Direktur Pemasaran PT PIHC, Ahmad Tosin, menyebut pihaknya siap menjalankan kebijakan itu, asal koperasi yang ditunjuk benar-benar siap secara persyaratan, seperti punya gudang dan anggaran.

Hanya saja, menjadi distributor skala kecil kemungkinan tidak akan memberikan keuntungan sesuai harapan dari koperasi.

“Artinya kerja sudah jalan, tapi untungnya nggak kelihatan,” katanya.

Saat ini, menurutnya jumlah distributor pupuk bersubsidi di Sumbar berjumlah 33 unit. Distributor itu telah membagi habis seluruh wilayah di Sumbar dengan kuota sekitar 51 ribu ton per tahun.

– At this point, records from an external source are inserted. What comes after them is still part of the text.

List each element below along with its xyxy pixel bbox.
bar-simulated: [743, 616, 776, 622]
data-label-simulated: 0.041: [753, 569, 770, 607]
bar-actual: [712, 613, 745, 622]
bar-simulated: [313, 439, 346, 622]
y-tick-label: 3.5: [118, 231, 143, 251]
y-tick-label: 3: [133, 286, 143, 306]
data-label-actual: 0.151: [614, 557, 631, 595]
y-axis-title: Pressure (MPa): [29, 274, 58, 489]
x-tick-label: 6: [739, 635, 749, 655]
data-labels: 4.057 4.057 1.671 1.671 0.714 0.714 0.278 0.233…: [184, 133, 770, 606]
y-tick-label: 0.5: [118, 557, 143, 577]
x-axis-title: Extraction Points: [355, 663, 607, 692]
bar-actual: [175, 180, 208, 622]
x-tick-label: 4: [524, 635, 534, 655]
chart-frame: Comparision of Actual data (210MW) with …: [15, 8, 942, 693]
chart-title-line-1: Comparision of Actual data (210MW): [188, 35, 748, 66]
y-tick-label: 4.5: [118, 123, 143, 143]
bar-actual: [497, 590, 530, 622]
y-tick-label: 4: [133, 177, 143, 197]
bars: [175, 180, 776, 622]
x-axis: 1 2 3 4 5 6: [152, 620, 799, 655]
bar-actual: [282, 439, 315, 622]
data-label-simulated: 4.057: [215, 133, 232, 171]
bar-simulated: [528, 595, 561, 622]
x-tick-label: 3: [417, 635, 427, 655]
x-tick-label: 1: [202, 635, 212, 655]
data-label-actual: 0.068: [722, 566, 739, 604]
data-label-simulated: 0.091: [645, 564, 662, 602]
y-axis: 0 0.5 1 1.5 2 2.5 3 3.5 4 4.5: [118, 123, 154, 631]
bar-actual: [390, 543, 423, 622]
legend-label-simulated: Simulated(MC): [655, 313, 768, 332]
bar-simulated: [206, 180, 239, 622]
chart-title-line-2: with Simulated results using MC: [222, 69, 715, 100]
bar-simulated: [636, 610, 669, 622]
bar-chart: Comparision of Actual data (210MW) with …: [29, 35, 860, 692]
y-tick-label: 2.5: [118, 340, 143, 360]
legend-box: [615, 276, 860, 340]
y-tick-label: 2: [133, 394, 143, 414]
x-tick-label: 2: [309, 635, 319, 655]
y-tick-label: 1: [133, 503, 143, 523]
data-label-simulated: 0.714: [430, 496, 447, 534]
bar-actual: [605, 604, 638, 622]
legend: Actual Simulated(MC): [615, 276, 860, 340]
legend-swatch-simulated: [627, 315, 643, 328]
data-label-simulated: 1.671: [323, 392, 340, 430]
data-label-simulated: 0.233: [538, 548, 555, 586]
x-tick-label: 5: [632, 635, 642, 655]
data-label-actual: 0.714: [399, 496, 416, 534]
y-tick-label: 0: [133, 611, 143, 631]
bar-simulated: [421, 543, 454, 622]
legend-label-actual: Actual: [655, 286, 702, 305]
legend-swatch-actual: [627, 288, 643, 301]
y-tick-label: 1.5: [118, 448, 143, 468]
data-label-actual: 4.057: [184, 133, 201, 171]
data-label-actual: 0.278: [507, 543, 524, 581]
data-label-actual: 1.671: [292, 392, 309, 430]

Sebelumnya, Kepala Dinas Koperasi dan UKM Sumbar, Zirma Yusri, mengatakan, sudah belasan tahun koperasi di daerah itu tidak diberikan kesempatan menjadi distributor pupuk bersubsidi. Ia meminta Komisi VI menfasilitasi agar koperasi kembali bisa menjadi distributor, karena dulu saat koperasi menyalurkan pupuk, tidak ada persoalan kelangkaan seperti yang sering terjadi saat ini.

Dalam pertemuan yang sama, Gubernur Sumbar, Irwan Prayitno, mengatakan penyaluran pupuk bersubsidi di daerah itu relatif lancar, tidak ada masalah berarti.

Tetapi memang pernah terjadi kelangkaan pupuk saat masa tanam pada sejumlah kabupaten, seperti Pesisir Selatan dan Pasaman. Namun, persoalan itu sudah bisa diatasi. (Ant)

Lihat juga...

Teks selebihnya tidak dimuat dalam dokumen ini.